Sunrise statement on the 2021 Act on Climate Bill

“…the Act on Climate Bill won’t produce meaningful action on climate change until approximately 2028. We have known about the climate crisis for more than 30 years, and we simply do not have another seven years to delay taking action.”

Rhode Island News: Sunrise statement on the 2021 Act on Climate Bill

February 4, 2021, 3:49 pm

By Sunrise RI

Last night, the Rhode Island State Senate held a committee hearing on the Act on Climate bill, so we want to take this opportunity to share our concerns about this legislation. In short, this legislation is an attempt by Senate leadership (yes, it’s being sponsored by Senate President Dominick Ruggerio and Senate Majority Leader Michael McCaffrey) to delay serious action on climate and co-opt the grassroots movement for climate justice. 

The bill tasks the Executive Climate Change Coordinating Council – a group composed of the heads of various state agencies – with creating a plan to meet Rhode Island’s greenhouse gas emissions reductions targets. We should note that the bill strengthens our existing emissions reductions goals (which are currently unbelievably unambitious), but even the new goals are inadequate to address the urgency of the climate crisis.

This bill gives the Council until the very last day of 2025 to develop a plan to meet the emissions targets. After developing this plan, it will likely take another two years for state agencies to produce rules and regulations to actually implement the plan. This means that the Act on Climate Bill won’t produce meaningful action on climate change until approximately 2028. We have known about the climate crisis for more than 30 years, and we simply do not have another seven years to delay taking action.

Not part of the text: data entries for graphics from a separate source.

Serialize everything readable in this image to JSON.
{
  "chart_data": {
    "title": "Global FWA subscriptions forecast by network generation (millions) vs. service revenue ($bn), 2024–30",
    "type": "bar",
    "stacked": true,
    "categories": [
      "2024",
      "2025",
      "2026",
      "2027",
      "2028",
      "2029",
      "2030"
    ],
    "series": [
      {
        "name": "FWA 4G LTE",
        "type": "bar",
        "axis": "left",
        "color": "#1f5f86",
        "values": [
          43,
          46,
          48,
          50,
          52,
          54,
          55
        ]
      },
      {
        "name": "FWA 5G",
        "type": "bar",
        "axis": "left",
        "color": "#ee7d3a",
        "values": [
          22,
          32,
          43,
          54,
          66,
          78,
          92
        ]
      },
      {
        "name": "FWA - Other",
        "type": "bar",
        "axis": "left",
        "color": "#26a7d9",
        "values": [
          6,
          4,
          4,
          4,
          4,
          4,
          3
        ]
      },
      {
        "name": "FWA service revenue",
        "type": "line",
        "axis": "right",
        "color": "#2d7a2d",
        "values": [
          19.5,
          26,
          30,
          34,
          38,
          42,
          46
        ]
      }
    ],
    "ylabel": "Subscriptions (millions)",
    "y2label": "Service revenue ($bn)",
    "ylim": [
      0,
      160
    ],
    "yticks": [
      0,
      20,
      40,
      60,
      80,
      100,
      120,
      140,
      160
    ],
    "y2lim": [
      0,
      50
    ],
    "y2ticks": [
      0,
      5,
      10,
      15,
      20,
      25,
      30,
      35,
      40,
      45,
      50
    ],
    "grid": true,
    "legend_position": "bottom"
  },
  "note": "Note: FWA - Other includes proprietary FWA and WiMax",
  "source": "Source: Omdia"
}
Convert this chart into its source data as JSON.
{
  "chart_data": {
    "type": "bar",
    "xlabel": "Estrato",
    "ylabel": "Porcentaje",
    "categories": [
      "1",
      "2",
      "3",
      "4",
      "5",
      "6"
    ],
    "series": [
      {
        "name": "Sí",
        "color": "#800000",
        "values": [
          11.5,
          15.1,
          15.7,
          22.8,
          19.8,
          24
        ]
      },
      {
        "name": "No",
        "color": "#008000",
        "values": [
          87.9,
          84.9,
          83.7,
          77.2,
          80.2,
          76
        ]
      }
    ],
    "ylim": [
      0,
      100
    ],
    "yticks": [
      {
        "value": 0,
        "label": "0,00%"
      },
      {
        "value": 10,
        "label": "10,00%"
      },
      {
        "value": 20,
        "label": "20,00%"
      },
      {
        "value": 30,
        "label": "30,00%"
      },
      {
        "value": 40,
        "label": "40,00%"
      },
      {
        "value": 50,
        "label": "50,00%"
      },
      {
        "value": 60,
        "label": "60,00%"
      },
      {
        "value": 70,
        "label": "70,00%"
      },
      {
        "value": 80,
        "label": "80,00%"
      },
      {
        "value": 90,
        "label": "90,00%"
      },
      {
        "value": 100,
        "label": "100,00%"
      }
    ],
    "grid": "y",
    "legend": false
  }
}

What’s more, this bill only pays lip service to racial justice and a just transition for workers. It does not even attempt to articulate how the state’s plan will address these two issues, choosing instead to leave full discretion on these matters to the agency heads who will be creating the plan. We have seen this play out time and again – we don’t get real justice for low-income Rhode Islanders, BIPOC communities, or workers when these groups aren’t even at the table.

This bill makes it clearer than ever that we need community-driven solutions to the crises we face. That’s why we continue to be inspired by the work that the Renew Rhode Island coalition is doing. The Rescue Rhode Island Act was developed through a year-long process led by a coalition of frontline and Indigenous communities, labor unions, environmental justice advocates, youth groups, and racial justice organizations. It is the beginning of the Green New Deal our state needs, and shows the way forward towards a rapid, equitable, and just decarbonization process.